Новость о том, что ребенок заговорил, собрала родню. На Кашина смотрели как на доктора Спока. Мария Кузьминична стала расхваливать его таланты, как бы отпуская ему грехи, наличие которых не могло ускользнуть от ее бдительного ока. Это было кстати. Дабы закрепить статус кво, Кашин подарил хозяйке новоиспеченный этюд. Впрочем, потом пожалел. Что-то он стал разбрасываться.
– Ты куда?
– Пойдем, есть куда.
– А клялся, что не водил... Ну-ну, я пошутила.
Бледная жесткая трава сухо шуршала под ногами. Пахло полынью.
– Все же куда мы идем?
– Сейчас... двадцать три, двадцать четыре... Считай со мной. Вот оно!

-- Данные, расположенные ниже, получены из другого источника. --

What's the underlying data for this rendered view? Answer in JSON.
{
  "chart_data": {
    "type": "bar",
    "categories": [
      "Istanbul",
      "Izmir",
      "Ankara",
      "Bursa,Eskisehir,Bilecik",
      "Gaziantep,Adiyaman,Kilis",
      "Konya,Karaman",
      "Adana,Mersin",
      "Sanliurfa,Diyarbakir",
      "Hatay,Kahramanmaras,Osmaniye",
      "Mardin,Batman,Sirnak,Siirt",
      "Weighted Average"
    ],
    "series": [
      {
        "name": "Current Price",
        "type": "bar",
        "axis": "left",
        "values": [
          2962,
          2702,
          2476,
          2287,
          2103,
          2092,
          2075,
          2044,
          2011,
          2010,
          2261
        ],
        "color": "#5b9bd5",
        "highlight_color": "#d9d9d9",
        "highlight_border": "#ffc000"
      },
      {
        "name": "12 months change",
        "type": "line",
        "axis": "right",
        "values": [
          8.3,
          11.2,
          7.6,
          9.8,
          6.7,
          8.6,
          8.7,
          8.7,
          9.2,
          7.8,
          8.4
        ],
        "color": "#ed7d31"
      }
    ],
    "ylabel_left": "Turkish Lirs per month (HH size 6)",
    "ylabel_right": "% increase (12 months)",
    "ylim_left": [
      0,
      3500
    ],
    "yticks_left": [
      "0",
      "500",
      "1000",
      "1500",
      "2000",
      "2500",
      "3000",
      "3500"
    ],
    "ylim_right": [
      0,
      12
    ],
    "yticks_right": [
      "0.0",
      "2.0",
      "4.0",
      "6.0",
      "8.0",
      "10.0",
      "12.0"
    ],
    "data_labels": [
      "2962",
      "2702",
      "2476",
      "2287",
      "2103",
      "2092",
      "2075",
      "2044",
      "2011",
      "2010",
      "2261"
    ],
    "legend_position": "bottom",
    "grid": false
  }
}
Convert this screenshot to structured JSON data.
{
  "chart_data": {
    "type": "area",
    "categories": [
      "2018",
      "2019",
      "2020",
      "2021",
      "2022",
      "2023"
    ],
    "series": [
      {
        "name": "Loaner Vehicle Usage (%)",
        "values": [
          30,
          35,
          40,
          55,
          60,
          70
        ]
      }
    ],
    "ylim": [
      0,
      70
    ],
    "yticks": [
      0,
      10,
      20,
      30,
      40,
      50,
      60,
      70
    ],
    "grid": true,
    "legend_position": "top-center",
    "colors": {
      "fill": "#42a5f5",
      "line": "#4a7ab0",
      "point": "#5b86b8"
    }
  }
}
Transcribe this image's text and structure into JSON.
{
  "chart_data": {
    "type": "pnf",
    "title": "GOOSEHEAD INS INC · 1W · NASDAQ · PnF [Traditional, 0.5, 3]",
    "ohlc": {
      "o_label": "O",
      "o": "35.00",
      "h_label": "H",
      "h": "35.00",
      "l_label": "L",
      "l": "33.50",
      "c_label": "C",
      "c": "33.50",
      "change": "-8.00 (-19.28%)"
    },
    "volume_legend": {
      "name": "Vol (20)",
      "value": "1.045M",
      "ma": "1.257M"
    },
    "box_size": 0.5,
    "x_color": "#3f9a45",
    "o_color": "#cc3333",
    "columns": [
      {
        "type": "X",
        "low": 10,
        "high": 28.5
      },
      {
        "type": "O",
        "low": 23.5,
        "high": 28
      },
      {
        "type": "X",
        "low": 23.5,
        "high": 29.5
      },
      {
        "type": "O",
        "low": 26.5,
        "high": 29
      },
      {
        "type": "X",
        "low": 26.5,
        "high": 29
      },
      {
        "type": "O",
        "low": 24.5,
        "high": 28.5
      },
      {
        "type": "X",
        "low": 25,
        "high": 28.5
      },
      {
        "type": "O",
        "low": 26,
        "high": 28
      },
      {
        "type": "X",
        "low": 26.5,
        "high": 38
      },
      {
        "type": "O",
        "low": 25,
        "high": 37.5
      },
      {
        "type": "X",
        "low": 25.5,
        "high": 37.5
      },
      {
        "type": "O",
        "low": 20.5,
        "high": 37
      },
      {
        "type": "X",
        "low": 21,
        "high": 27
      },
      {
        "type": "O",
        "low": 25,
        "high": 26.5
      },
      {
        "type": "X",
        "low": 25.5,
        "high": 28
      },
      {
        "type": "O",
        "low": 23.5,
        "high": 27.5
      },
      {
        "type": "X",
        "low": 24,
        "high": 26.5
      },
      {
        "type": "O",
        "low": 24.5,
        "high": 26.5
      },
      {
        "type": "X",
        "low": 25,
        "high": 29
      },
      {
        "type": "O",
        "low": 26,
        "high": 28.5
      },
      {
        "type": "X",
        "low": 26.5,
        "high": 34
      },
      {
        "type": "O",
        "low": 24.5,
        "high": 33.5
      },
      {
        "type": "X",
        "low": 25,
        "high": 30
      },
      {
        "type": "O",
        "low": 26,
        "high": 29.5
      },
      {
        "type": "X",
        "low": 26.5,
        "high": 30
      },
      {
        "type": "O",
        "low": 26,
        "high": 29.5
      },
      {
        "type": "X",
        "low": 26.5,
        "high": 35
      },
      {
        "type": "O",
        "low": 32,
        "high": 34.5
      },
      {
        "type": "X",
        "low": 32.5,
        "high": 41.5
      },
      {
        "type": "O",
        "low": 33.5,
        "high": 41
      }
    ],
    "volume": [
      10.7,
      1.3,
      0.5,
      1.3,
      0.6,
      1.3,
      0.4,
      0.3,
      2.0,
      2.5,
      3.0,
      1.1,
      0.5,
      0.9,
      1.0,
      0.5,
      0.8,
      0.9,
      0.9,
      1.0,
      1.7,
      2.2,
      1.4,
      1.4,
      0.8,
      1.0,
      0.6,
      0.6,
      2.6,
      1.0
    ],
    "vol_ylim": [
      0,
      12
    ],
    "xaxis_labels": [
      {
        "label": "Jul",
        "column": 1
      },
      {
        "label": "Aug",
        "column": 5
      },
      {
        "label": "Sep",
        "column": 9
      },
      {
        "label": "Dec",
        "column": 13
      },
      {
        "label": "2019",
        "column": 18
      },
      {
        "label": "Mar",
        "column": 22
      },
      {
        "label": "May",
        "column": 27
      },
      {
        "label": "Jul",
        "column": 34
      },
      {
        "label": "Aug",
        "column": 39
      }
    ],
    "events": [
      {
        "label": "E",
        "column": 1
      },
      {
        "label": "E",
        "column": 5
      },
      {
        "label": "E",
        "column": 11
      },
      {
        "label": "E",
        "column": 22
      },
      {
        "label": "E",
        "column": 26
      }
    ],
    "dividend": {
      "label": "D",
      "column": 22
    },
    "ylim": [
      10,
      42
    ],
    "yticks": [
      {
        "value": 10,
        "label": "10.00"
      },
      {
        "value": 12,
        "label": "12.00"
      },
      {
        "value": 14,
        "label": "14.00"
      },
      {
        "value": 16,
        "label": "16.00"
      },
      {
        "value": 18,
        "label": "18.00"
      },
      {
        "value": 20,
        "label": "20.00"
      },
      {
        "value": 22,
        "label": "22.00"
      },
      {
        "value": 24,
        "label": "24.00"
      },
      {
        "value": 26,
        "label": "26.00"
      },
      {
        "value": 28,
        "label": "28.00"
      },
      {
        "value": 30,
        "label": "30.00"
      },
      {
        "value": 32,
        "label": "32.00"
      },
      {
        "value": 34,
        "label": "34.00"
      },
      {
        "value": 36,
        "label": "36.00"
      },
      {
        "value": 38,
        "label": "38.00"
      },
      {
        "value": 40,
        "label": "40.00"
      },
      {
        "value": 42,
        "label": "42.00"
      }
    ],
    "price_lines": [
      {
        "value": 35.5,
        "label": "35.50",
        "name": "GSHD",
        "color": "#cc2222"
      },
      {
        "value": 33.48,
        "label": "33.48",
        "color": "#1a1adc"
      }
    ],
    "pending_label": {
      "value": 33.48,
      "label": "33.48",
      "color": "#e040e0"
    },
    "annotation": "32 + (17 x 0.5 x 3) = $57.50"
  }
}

– Зачем? Сегодня я могу дать тебе выходной.
– Мне не нужен выходной.
– Подумай...
– Ты лучше скажи, почему днем тебя никогда не найти?
– Ты искал?
– Увы...
– Поверь, так лучше.
– Ты так говоришь, будто не я, а ты старше меня на десять лет.
– Кстати, мои друзья тестировали меня по Кеттеллу. Есть такой тест. Так вышло, что у меня психологический возраст сорокалетней женщины.
– О, как рано ты сгорела...
– Не смейся. Год назад... Несчастная любовь... Я решила порвать, но он сказал, что не может уйти. Я довела его до перекрестка, сказала «прощай!» и ушла сама. Потом я узнала, что он все равно бросил семью.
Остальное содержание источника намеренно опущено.